Three, the last two budgets have jeopardised Nigeria’s public debt sustainability, with the inordinate deficits raising the debt service as a percentage of revenue above 60 percent. Having raised the cost of domestic borrowing by its fiscal operation, the government has now found the local debt market to be too expensive. A different grief is soon to meet the shift to foreign borrowing as contemplated from 2018.

The finance minister maintains at different times that the government is basically going to use foreign debt to “refinance” existing domestic debt – purporting that it is, therefore, not a new borrowing. This is half-truth at best. Only $3 billion of the proposed $5.5 billion foreign borrowing planned for 2018 is for refinancing part of the local debt. The remaining $2.5 billion is new loan. And while Kemi Adeosun touts that the debt refinancing will save N91 billion of government’s debt-service obligations annually over the next few years, the restructuring shifts the burden of repayment of the refinanced loan and new foreign borrowings with longer maturities to the future generation.
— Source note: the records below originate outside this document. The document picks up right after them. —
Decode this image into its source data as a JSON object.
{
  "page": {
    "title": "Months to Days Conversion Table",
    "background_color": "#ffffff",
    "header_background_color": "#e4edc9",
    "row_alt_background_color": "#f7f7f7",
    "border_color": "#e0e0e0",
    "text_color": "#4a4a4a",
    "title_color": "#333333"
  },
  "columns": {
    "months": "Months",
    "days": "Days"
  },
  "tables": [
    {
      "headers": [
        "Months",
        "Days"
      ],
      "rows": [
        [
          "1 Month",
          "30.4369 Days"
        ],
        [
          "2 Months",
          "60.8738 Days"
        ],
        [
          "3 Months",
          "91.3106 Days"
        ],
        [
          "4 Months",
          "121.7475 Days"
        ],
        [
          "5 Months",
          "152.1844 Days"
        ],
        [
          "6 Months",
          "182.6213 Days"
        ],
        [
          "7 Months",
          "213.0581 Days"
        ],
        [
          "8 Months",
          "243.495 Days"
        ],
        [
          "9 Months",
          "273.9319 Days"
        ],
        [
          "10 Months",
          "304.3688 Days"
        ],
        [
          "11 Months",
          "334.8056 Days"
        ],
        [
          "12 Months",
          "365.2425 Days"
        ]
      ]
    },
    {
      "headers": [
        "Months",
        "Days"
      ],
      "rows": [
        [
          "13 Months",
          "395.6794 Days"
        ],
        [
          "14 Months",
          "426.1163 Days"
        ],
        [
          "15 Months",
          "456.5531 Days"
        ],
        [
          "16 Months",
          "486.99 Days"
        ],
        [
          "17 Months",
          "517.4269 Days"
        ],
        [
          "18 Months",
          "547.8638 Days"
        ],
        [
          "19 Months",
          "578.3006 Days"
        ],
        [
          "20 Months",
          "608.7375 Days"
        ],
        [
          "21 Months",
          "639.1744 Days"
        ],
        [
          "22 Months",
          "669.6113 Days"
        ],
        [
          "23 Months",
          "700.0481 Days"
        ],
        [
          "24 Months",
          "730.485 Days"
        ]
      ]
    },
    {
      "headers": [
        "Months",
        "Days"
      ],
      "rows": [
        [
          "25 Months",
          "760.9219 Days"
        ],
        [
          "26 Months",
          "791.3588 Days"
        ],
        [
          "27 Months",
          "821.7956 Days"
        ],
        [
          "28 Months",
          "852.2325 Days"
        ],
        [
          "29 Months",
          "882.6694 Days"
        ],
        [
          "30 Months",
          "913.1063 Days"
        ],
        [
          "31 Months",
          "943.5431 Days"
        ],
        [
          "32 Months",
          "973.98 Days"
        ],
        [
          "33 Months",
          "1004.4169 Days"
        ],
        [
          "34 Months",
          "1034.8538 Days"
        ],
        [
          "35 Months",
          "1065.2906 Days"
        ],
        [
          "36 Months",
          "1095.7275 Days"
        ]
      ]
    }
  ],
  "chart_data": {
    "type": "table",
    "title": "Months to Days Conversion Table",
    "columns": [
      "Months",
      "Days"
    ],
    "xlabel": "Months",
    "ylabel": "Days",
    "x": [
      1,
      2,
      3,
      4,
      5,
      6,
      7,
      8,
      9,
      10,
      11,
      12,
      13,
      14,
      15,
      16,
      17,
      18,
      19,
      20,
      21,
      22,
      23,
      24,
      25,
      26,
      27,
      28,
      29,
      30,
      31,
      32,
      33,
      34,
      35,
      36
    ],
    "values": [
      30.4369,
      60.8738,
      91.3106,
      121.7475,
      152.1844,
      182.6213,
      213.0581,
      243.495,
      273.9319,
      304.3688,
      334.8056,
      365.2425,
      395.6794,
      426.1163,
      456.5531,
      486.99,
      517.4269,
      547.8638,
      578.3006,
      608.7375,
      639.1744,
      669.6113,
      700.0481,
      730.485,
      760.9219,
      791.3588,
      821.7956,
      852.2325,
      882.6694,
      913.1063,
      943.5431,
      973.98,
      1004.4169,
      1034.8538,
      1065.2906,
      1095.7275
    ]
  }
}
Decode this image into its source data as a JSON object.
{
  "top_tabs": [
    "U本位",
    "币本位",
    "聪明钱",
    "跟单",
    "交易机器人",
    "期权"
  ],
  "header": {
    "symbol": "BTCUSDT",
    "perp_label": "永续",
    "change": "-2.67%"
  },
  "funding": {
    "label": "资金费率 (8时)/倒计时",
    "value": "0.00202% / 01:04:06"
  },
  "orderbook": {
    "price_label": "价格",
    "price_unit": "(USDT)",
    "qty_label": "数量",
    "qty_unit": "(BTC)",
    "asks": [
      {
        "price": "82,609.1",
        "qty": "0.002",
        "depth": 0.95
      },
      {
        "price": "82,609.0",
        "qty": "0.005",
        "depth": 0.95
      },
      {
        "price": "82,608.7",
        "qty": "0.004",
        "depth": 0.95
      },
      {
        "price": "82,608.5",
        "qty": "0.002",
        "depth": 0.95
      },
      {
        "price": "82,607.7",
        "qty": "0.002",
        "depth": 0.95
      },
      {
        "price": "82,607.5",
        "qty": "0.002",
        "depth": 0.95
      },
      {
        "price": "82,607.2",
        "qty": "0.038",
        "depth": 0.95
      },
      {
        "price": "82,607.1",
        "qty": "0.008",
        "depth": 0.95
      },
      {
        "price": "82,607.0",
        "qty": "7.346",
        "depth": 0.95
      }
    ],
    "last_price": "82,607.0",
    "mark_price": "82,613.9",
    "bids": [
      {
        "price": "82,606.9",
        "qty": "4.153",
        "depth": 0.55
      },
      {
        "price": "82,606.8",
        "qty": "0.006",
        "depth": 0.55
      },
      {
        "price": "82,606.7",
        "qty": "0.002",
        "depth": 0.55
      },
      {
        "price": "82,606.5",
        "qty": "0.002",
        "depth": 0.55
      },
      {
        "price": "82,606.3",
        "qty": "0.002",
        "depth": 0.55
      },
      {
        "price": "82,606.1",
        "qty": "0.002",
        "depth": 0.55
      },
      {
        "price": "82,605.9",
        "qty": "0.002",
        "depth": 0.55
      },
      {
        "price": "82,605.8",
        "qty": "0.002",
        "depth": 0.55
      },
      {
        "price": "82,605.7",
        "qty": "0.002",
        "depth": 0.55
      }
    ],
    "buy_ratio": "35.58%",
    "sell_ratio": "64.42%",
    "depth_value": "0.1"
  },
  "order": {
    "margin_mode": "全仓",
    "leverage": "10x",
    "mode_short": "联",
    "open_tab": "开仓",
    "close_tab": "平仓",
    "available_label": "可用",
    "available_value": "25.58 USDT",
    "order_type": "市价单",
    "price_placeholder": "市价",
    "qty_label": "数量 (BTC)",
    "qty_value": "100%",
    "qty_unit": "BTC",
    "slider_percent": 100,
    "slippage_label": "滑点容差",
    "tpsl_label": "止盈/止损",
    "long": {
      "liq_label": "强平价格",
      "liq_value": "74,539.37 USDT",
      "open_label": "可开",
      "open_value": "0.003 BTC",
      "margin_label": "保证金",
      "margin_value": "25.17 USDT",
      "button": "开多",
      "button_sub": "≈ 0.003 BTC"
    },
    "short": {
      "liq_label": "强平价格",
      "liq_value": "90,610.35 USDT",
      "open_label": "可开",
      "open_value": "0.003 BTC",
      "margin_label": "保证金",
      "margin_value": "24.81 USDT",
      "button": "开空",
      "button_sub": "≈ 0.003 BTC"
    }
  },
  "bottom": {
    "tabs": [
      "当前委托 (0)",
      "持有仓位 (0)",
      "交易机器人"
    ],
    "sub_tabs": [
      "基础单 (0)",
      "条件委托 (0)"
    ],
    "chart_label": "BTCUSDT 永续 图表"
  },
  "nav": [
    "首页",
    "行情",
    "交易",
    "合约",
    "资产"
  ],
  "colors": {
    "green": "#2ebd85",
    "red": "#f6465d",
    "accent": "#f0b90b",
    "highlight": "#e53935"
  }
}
Finally, Buhari’s fiscal policy has failed to prove its mettle. Its growth projections are usually missed by miles. The job creation that is projected never materialises. What has crystallised is a huge increase in public debt, which now stands at a staggering N19.6 trillion or $64.2 billion as at June 2017.

The National Assembly has got to show responsibility to the people by ensuring the debt-fuelled expansionary budgetary charade of the Buhari administration ends with the 2017 budget. It is time to restore sense to federal budgeting after the nonsense of the last two years. The nonfeasance of the fiscal authorities after getting the budgets passed must end. What the issues raised above mean is that the 2018 budget proposal should be diligently reworked and not merely tweaked.

Jide Akintunde is Managing Editor, Financial Nigeria publications. He is also Director, Nigeria Development and Finance Forum.